Elizabeth Bentley - Espionage Activity

Espionage Activity

Bentley's entry into espionage came at her own initiative. In 1938 she obtained a job at the Italian Library of Information in New York City; an organization that was fascist Italy's propaganda bureau in the United States. She then reported to CPUSA headquarters, telling them of her willingness to spy on the fascists. The Communists were interested in the information Bentley could provide, and NKVD officer Jacob Golos was assigned to be her contact and controller. Golos was a Russian émigré who had been a naturalized United States citizen since 1915.

At this point, Bentley thought she was spying solely for the American Communist Party. In fact, Golos was one of the Soviet Union's most important intelligence agents in the United States. At the time when he and Bentley met, Golos was involved in planning the assassination of Leon Trotsky, which would take place in Mexico in 1940. Bentley and Golos soon became lovers, although it would be more than a year before she learned his true name, and, according to her later testimony, two years before she knew that he was working for Soviet intelligence.
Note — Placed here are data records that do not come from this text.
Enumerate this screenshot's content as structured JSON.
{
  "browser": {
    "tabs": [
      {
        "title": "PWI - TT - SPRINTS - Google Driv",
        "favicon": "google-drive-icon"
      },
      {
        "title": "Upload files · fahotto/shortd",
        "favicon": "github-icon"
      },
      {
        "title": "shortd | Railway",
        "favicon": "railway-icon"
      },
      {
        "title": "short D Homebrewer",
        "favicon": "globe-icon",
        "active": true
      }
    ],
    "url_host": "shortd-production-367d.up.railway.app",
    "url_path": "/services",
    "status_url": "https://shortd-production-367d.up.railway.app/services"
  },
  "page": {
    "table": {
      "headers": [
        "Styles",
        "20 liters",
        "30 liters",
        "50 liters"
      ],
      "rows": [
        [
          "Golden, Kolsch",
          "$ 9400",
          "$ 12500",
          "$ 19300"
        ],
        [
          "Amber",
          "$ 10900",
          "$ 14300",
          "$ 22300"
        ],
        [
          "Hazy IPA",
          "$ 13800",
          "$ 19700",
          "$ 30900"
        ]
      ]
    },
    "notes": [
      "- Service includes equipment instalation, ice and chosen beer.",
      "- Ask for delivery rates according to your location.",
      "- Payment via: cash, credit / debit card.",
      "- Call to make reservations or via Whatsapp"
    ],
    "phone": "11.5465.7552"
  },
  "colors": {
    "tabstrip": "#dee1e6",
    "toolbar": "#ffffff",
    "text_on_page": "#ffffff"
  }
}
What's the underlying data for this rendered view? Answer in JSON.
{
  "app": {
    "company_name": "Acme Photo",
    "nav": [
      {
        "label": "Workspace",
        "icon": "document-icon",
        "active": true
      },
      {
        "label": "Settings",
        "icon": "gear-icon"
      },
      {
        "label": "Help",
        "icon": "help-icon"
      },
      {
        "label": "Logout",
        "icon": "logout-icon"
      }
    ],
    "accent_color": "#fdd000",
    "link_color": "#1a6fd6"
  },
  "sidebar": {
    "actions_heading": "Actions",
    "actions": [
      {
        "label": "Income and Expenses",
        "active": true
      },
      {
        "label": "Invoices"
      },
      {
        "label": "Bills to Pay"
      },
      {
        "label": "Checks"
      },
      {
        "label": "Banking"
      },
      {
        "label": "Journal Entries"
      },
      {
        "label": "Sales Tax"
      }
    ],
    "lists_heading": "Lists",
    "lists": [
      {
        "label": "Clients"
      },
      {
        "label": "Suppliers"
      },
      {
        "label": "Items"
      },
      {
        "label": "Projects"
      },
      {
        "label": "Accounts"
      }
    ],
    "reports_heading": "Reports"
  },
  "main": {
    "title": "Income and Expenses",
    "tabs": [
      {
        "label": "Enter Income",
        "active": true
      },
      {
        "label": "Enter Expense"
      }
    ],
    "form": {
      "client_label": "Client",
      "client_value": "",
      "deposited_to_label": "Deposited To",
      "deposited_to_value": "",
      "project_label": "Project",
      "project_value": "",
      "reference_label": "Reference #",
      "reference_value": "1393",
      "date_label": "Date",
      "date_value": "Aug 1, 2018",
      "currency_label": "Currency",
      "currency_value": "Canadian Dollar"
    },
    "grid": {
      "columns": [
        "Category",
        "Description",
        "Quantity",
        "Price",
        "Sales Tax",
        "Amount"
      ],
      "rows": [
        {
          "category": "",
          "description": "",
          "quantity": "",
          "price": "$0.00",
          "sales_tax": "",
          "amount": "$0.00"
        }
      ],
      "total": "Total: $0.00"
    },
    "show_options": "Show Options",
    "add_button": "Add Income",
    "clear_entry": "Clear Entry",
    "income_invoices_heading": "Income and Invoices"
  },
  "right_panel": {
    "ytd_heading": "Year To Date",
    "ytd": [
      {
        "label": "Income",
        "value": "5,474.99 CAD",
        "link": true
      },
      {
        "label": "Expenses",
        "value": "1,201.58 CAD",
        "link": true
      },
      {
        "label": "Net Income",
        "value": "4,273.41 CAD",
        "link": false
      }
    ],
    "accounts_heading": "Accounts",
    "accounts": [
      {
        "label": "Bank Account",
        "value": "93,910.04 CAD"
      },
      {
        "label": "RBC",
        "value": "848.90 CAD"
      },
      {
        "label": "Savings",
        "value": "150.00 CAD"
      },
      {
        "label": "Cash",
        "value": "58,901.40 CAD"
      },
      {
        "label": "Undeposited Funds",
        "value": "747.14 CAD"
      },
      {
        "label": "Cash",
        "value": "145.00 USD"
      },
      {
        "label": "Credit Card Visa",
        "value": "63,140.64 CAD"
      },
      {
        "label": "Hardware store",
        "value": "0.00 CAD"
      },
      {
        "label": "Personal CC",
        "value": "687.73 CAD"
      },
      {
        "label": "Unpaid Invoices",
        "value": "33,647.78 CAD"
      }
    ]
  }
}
In 1940, two years into their relationship, the Justice Department forced Golos to register as an agent of the Soviet government under the Foreign Agents Registration Act. This made it dangerous for him to contact and take documents from the network of American spies he controlled, and he gradually transferred this responsibility to Bentley. Golos also needed someone to take charge of the day to day business of the United States Service and Shipping Corporation, a Comintern front organization for espionage activities. Bentley stepped into this role as well. Although she was never directly paid for any of her espionage work, she would eventually earn $800 a month as vice president of U.S. Service and Shipping, a considerable salary for the time. An equivalent salary in 2008 dollars, adjusted for inflation, comes out to over $12,000 per month. As Bentley acquired an important role in Soviet intelligence, the Soviets gave her the code name Umnitsa, loosely translated as "clever girl" or "Miss Wise." (In some literature it is less correctly translated as "good girl".)